On campus this week, company of two, Action Hero offer a chance for you to listen to love songs and change your perceptions of Europe in every sense of the word.
After travelling 46,000km around Europe in a van collecting love songs from different areas, Gemma Paintin and James Stenhouse are now seeking opportunities to share the voices and stories that they stumbled upon.
Showcasing the body of work that they have called Oh Europa, they will be on campus on March 12 and 13, at the Attenborough Centre for the Creative Arts.
Speaking about the piece, co-artistic director, Gemma, said: “The original thought was that we wanted to make a project that was thinking about Europe. It was something that seemed relevant at the time.
“We started thinking about the project at the end of 2015 and then when the referendum happened in 2016, there was a real urgency. If we were going to do it, we knew we should start soon.”
Reinforcing the fact that Brexit was a catalyst rather than a starting point, she added: “It’s not just about the EU, it is about all of the different ways of thinking about Europe. The EU is just one of them.”
The piece that is travelling to Sussex is an installation of the songs and experiences gathered on the roads of Europe, presented in a micro-exhibition from inside the van in Postcards from the Edge.
There will also be an eight-hour-long radio show cleverly entitled RadiOh Europa, where audience members are invited to listen to the love songs as part of a ‘deep listening party’.
These are two of the ways in which the pair have decided to showcase their gatherings, but they haven’t stopped there. This multimedia project has an app where you can unlock the voices of a region by travelling to one of the ‘beacons’ that have been placed at junctures and boundaries throughout Europe.
Speaking about the form that the project has taken, Gemma said: “People have described it in lots of different ways. The core is inviting people into the van to sing their love songs.
“We’ve worked with sound and audio a lot in the past but the form for us is always led by the project.”
As the company toured Europe in their van, in a journey that started in April 2018, Gemma recalls the different levels of enthusiasm that locals had towards getting behind the microphone and singing.
“People didn’t tend to feel uncomfortable because if they did, they wouldn’t sing”, she noted.
There was, however, a need to nurture and make the van a space for whatever the individual wanted:
“Some people really wanted to feel that they were wanted in that way.”
In contrast, she describes how “In Hungary being a ‘good singer’ isn’t a thing.
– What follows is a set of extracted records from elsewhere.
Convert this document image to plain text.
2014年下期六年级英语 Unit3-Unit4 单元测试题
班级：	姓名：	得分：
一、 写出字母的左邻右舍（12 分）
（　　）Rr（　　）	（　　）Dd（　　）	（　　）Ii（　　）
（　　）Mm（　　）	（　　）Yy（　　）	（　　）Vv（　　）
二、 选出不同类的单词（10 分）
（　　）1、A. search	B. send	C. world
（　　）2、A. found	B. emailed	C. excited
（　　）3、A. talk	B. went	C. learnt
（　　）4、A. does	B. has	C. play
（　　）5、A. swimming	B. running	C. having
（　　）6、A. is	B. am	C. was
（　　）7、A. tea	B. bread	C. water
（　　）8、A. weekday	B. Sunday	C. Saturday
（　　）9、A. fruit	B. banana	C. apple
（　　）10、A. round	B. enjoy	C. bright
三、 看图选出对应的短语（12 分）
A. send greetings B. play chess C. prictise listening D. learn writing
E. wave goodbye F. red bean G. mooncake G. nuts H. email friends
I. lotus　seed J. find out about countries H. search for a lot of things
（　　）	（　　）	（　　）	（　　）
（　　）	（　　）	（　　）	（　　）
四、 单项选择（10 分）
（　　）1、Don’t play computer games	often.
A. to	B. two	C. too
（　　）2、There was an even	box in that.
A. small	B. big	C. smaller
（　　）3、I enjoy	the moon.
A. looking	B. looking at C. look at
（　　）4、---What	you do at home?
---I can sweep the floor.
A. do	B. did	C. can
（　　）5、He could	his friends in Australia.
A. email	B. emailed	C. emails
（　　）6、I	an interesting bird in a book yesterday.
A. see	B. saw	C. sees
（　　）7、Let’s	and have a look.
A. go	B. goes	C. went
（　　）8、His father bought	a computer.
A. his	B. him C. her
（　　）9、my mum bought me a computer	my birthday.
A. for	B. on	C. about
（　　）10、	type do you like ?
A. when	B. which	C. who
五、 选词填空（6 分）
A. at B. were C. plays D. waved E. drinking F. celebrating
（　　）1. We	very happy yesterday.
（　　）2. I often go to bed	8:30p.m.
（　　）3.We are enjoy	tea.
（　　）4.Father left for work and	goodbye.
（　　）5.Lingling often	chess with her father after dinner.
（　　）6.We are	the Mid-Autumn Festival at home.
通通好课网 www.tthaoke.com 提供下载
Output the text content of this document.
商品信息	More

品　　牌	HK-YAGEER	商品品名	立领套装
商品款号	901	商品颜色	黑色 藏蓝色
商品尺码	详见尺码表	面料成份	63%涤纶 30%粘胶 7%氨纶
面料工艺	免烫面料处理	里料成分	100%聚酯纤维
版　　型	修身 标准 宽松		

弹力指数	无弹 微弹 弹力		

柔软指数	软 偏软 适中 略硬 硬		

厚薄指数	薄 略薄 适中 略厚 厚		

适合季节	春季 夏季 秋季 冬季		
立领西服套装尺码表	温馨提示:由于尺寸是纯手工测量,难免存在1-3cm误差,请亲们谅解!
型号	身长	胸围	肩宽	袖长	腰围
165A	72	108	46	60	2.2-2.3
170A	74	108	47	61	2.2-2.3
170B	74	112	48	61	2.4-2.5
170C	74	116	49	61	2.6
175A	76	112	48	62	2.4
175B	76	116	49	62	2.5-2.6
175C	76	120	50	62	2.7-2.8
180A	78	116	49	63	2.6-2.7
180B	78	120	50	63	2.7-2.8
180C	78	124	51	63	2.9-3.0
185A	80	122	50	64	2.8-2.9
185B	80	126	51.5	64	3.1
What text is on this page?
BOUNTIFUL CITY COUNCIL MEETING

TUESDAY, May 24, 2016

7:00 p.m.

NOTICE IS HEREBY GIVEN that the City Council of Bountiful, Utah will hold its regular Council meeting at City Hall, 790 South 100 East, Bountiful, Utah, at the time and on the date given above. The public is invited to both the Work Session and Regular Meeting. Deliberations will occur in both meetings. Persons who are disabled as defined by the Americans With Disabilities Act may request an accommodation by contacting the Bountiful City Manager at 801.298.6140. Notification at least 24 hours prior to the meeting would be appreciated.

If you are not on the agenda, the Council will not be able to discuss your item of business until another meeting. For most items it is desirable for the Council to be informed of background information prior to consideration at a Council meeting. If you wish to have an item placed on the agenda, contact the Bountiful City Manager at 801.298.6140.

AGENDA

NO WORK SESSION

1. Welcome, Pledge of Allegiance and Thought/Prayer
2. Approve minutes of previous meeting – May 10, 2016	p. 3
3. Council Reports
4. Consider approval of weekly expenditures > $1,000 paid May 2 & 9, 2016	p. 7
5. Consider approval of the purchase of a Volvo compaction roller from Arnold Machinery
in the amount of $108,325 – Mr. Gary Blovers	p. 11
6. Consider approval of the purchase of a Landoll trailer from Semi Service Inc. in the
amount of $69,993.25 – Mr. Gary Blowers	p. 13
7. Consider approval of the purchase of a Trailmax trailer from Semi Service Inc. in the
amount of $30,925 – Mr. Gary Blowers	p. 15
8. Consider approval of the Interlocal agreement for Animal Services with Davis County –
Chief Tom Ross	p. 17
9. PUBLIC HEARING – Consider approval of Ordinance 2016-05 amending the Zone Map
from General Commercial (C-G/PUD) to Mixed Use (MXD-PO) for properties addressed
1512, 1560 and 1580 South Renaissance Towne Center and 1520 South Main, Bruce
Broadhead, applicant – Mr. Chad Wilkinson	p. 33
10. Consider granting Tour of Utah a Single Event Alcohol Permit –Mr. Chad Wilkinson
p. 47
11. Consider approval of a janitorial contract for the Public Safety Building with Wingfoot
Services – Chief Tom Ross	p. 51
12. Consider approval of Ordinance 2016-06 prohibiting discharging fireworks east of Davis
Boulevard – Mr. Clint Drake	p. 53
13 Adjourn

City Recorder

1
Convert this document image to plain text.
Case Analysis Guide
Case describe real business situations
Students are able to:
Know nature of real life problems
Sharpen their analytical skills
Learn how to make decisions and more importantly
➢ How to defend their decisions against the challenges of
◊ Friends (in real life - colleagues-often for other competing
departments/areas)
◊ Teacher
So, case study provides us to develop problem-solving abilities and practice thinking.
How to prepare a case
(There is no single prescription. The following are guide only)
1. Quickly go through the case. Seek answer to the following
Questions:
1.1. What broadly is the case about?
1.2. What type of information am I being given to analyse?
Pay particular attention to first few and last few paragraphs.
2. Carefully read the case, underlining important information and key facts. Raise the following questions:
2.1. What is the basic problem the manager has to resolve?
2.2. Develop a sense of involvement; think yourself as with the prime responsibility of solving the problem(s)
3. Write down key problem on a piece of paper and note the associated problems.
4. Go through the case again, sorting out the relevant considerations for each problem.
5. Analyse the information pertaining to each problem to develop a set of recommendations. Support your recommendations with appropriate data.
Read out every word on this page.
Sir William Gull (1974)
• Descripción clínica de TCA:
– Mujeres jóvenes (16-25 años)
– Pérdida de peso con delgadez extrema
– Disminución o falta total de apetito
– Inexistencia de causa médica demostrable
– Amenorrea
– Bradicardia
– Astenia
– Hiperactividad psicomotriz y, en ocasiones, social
“There were folk songs that everyone sang in a way that was just unjudged, like the act of brushing your teeth. In other countries, there is a social anxiety.
“You get to be a very good judge of what somebody wants in that moment.”
The company will be at the Attenborough Centre of Creative Arts on campus, showcasing the 940 love songs that they have gathered so far, in hope of getting us thinking about Europe and our personal connections with it in a different light.
The free-entry events start with the Postcards from the Edge exhibition which will be outside the theatre from 12 pm until 8 pm on Thursday, March 12.
The radio show, which will be available online at oheuropa.com for 24 hours from 8 pm on March 12, will be open to audience members in the ACCA from 12 pm until 8 pm on March 13.